3.5.1  Analytical conditions (These conditions were developed for a series of organophosphorus pesticides, which was run in several groups. See Figure 2. for the group containing coumaphos.)

 

GC conditions
GC column:	45 m x 0.2 mm i.d. SE-54, 0.25 µm thick film
Carrier gas:	hydrogen
Flow rate:	2.05 mL/min at 220°C
Split ratio:	13.4 to 1 at 220°C
Retention time:	26.2 min
Injector conditions
Temperature:	250°C
Volume:	1 µL
Oven temperature program
Initial temperature:	160°C
Initial time:	5 min
Rate:	15°C/min
Final temperature:	260°C
Final time:	20 min
FPD conditions
Hydrogen flow rate:	75 mL/min
Air flow rate:	100 mL/min
Auxiliary gas:	nitrogen
Flow rate:	28 mL/min
Temperature:	250°C

3.5.2  Chromatogram (See Figure 2.)

3.6  Interferences (analytical)

3.6.1  Any compound having a retention time similar to that of the analyte is a potential interference. Generally, chromatographic conditions can be altered to separate interferences from the analyte.

3.6.2  Retention time on a single column is not proof of chemical identity. Analysis by an alternate GC column, detection by an FPD in the sulfur mode, detection by an electron capture detector (ECD) and confirmation by mass spectrometry are additional means of identification.

3.7  Calculations

3.7.1  Construct a calibration curve by plotting detector response versus standard concentration.

3.7.2  Determine the concentration of coumaphos in each sample from the calibration curve. If coumaphos is found on the backup section, make blank corrections for each section separately before adding the results together.
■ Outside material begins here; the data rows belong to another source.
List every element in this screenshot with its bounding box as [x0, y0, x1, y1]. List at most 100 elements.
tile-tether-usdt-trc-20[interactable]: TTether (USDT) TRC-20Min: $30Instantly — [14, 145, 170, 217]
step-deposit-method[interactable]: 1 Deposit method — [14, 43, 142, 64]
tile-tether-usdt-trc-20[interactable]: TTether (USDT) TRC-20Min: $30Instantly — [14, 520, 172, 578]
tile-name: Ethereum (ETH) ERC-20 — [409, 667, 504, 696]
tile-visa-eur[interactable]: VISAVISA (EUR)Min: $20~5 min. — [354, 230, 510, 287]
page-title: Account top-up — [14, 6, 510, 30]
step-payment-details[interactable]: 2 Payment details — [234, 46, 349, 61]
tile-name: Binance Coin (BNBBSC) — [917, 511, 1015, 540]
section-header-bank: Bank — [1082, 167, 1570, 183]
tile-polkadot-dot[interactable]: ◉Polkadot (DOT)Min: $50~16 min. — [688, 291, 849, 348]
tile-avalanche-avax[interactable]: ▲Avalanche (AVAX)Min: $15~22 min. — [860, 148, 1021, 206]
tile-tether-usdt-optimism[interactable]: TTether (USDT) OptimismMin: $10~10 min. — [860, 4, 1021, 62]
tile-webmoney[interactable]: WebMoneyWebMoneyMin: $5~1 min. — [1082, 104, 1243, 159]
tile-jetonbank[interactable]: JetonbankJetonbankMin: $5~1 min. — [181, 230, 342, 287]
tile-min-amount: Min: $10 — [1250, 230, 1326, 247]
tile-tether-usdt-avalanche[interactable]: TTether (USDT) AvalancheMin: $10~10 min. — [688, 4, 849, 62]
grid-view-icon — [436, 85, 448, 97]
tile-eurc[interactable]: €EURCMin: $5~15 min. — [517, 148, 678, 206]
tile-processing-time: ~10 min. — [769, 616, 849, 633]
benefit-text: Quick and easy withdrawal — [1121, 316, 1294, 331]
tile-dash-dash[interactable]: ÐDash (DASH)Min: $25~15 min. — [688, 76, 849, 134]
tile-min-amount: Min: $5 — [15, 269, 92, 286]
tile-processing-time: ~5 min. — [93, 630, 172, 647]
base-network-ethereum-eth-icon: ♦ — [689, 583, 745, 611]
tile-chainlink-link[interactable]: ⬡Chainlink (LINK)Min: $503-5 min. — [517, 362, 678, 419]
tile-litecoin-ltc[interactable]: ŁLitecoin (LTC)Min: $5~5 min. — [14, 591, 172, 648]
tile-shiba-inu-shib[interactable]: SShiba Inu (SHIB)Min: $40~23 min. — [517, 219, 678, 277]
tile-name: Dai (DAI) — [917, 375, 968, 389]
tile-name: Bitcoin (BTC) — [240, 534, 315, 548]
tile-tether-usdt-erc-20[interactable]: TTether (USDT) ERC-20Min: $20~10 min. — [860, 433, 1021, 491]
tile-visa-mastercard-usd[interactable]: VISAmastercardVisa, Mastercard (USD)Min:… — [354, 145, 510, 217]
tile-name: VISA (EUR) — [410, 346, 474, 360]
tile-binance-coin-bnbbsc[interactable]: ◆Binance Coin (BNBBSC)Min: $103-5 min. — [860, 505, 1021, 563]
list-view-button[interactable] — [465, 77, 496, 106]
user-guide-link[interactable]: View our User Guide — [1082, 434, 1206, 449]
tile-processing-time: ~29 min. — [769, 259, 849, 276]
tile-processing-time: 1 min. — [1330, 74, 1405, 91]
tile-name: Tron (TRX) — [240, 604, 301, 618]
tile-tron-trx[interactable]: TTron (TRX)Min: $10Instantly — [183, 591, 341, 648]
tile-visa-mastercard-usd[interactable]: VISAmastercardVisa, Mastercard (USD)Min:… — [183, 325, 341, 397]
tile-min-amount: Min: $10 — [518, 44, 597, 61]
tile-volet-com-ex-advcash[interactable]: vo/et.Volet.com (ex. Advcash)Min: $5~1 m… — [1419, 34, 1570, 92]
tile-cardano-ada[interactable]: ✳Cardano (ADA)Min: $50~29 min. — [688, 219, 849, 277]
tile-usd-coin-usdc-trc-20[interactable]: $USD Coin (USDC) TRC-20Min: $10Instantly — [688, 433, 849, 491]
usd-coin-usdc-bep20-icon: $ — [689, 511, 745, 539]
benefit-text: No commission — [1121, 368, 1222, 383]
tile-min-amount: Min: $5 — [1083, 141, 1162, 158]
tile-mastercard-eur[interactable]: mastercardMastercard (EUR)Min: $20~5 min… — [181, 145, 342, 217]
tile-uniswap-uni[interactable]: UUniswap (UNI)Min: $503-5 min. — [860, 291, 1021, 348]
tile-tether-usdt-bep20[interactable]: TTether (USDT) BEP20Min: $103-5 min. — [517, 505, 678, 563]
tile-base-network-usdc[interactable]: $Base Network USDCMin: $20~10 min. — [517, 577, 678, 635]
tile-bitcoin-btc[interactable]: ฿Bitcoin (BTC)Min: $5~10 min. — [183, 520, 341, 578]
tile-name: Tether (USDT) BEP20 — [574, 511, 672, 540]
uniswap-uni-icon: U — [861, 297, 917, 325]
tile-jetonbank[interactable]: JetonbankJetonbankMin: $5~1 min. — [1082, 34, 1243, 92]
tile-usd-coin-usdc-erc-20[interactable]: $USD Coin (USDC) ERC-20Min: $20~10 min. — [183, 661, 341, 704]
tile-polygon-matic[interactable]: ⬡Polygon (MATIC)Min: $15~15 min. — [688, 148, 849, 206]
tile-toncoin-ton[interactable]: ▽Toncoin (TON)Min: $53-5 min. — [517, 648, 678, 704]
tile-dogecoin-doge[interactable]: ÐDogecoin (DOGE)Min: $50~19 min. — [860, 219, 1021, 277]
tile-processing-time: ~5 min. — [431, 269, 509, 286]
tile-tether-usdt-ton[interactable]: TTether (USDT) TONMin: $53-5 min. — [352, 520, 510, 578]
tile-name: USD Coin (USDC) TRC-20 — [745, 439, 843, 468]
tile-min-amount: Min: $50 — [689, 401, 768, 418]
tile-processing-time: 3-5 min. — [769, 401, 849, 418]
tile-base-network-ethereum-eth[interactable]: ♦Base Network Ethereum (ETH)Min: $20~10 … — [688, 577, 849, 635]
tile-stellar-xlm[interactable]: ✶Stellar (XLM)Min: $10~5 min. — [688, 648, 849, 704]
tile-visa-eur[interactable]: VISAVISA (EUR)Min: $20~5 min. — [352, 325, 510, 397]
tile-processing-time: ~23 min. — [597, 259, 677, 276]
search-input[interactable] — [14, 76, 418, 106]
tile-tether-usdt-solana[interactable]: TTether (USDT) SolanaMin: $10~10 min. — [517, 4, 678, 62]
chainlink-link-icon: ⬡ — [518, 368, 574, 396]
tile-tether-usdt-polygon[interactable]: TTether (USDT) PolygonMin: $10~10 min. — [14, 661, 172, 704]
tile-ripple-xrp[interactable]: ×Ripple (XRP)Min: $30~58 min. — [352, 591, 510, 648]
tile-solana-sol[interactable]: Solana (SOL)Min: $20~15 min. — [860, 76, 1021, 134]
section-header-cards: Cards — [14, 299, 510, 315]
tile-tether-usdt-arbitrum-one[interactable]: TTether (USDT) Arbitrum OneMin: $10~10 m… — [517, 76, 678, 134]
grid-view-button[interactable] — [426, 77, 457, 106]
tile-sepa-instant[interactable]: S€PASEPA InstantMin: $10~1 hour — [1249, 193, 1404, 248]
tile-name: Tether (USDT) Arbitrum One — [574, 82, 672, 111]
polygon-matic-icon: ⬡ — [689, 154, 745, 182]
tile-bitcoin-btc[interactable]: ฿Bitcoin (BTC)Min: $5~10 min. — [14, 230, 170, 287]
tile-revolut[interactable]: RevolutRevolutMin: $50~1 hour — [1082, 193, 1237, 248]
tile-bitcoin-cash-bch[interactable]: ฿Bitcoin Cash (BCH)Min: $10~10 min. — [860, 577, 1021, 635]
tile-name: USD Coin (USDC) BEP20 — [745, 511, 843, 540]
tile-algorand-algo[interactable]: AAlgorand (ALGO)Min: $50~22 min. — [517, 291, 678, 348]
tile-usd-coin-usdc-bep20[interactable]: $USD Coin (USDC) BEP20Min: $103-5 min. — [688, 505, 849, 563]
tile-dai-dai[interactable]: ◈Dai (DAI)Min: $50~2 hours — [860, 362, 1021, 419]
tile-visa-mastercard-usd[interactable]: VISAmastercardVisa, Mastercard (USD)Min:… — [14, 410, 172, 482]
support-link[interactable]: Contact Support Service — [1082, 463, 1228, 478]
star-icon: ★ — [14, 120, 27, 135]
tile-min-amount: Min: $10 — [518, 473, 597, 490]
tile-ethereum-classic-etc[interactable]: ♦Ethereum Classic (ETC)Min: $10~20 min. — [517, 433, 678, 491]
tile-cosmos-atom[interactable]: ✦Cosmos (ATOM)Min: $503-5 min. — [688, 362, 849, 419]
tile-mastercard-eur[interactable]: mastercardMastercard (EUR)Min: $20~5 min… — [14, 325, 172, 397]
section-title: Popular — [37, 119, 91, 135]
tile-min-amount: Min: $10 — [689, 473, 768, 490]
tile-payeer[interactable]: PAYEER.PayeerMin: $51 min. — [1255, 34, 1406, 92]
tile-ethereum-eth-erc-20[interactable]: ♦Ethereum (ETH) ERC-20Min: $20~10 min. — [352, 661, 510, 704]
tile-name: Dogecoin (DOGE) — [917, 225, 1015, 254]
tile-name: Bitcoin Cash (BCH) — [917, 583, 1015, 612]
3.7.3  Determine the air concentration by the following formula.

 

	(µg/mL in sample)x(desorption volume, mL)
mg/m3 =
	(air volume, L)x(desorption efficiency, decimal)

3.8  Safety precautions (analytical)

3.8.1  Avoid exposure to all standards.

3.8.2  Avoid exposure to all solvents.

3.8.3  Year safety glasses at all times.

Figure 1.  OVS-2 Sampling Device

Figure 2.  Chromatogram of Coumaphos This chromatogram also contains TPP and other pesticides

5.1  Burright, D.; Method #62, "Chlorpyrifos, DDVP, Diazinon, Malathion, and Parathion"; OSHA Analytical Laboratory, unpublished, 1986.

5.2  "OCCUPATIONAL DISEASES, A Guide to their Recognition"; U.S. Department of Health, Education, and Welfare; Public Health Service, Public Health Service Publication No. 1097, U.S. Government Printing Office: Washington, D.C., 1964; p 245.

5.3  "Registry of Toxic Effects of CHemical Substances", 1985-86 ed.; U.S. Department of Health and Human Services (DHHS), Public Health Service, Centers for Disease Control, National Institute for Occupational Safety and Health (NIOSH), DHHS (NIOSH) Publication No. 87-114, U.S. Government Printing Office; Washington, D.C., 1988; Vol. 2, pp 1679-80.

5.4  Windholz, M., Ed.; "Merch Index", 10th ed.; Merck and Co.: Rahway, NJ, 1983; p 366.

5.5  Ouellette, R.P. and King, J.A., Eds.; "Chemical Week Pesticides Register"; McGraw-Hill Book Co.; New York, NY, 1977; p 167.

5.6  "Farm Chemicals Handbook"; Meister Publishing Co.: Willoughby, OH, 1985; pp C64-C65.